October 16, 2011

If it sounds unusual to hear the head of a country's central bank speak so positively about the protests going on around the world now it's probably because it is. Mark Carney though is one of more reform-minded of the central bankers (somewhat equivalent to the role Ben Bernanke plays as the head of the Federal Reserve). Carney was notably the target of a profanity-laced tirade by Jamie Dimon (CEO of JP Morgan Chase) last month at a meeting of world bankers and officials. Dimon said the new rules discriminated against American banks and called the new capitalization rules "anti-American".

Mark Carney - a former Goldman Sachs Co. investment banker himself – is being pushed by Canada to head the G20's Financial Stability Board, a position that would put him even more at odds with people like the "business-as-usual, now-move-along" Jamie Dimons of this world who'd just as soon keep the casino open forever.

via The Globe and Mail:

The Occupy Wall Street demonstrations and other expressions of frustration with the global economic and financial system highlight the need for policy makers to show they are serious about forcing change, Bank of Canada governor Mark Carney says.

In a television interview, Mr. Carney acknowledged that the movement is an understandable product of the "increase in inequality" – particularly in the United States – that started with globalization and was thrust into sharp relief by the worst downturn since the Great Depression, which hit the less well-educated and blue-collar segments of the population hardest.

"You’ve had a big increase in the ratio of CEO earnings to workers on the shop floor,’’ Mr. Carney said, according to a transcript of the interview with Peter Mansbridge of CBC News, parts of which aired on Friday evening. "And then on top of that, a financial crisis.’’

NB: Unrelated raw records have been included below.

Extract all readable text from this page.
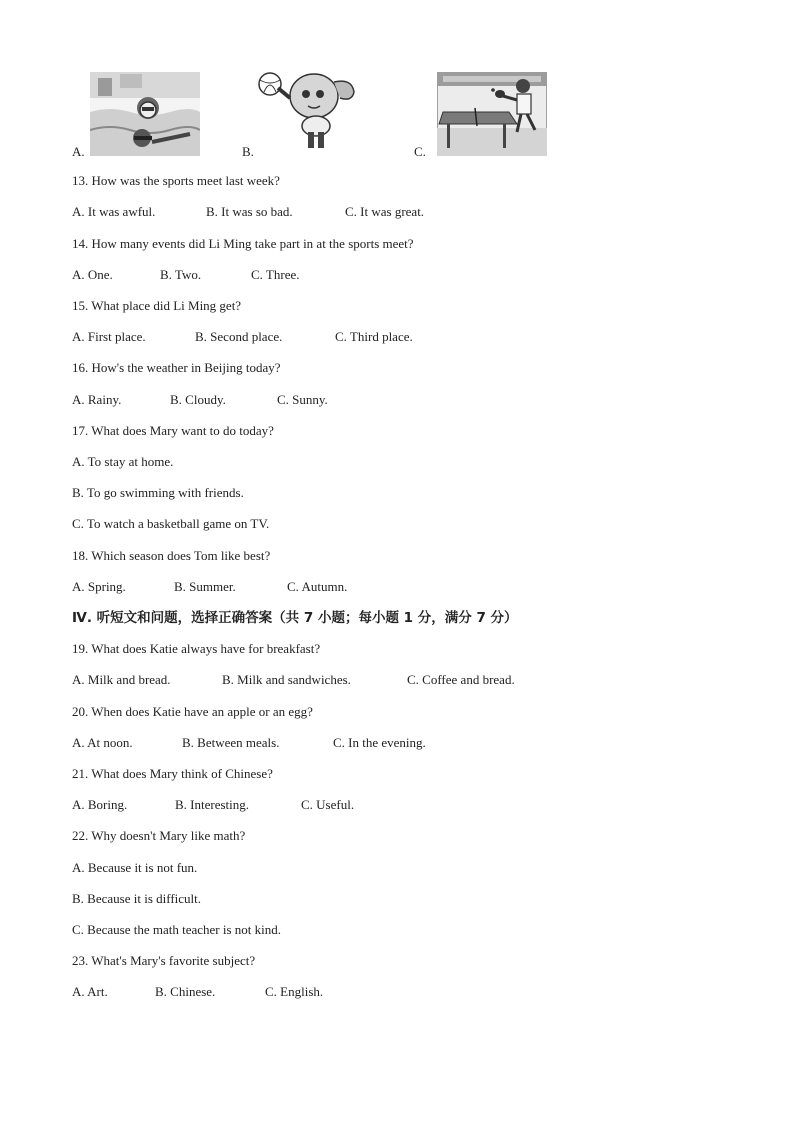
A.	B.	C.
13. How was the sports meet last week?
A. It was awful.	B. It was so bad.	C. It was great.
14. How many events did Li Ming take part in at the sports meet?
A. One.	B. Two.	C. Three.
15. What place did Li Ming get?
A. First place.	B. Second place.	C. Third place.
16. How's the weather in Beijing today?
A. Rainy.	B. Cloudy.	C. Sunny.
17. What does Mary want to do today?
A. To stay at home.
B. To go swimming with friends.
C. To watch a basketball game on TV.
18. Which season does Tom like best?
A. Spring.	B. Summer.	C. Autumn.
Ⅳ. 听短文和问题，选择正确答案（共 7 小题；每小题 1 分，满分 7 分）
19. What does Katie always have for breakfast?
A. Milk and bread.	B. Milk and sandwiches.	C. Coffee and bread.
20. When does Katie have an apple or an egg?
A. At noon.	B. Between meals.	C. In the evening.
21. What does Mary think of Chinese?
A. Boring.	B. Interesting.	C. Useful.
22. Why doesn't Mary like math?
A. Because it is not fun.
B. Because it is difficult.
C. Because the math teacher is not kind.
23. What's Mary's favorite subject?
A. Art.	B. Chinese.	C. English.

But Mr. Carney – a former Goldman Sachs Co. investment banker – suggested that while he understands the frustration, some of it is rooted in an overly pessimistic view of policy makers’ resolve to make it harder for financial firms to take the sort of risks that led to the meltdown of 2008 and the brutal recession that followed.

“There’s a frustration with policy and a frustration that, `are things going back to business as usual,’’’ Mr. Carney said in the interview. ``If I may say, that is not going to happen, but I can understand the frustrations.’’

Demonstrations like the Occupy Wall Street protests, which will hit Canadian cities this weekend, are a “democratic expression of views’’ and “entirely constructive,’’ Mr. Carney said.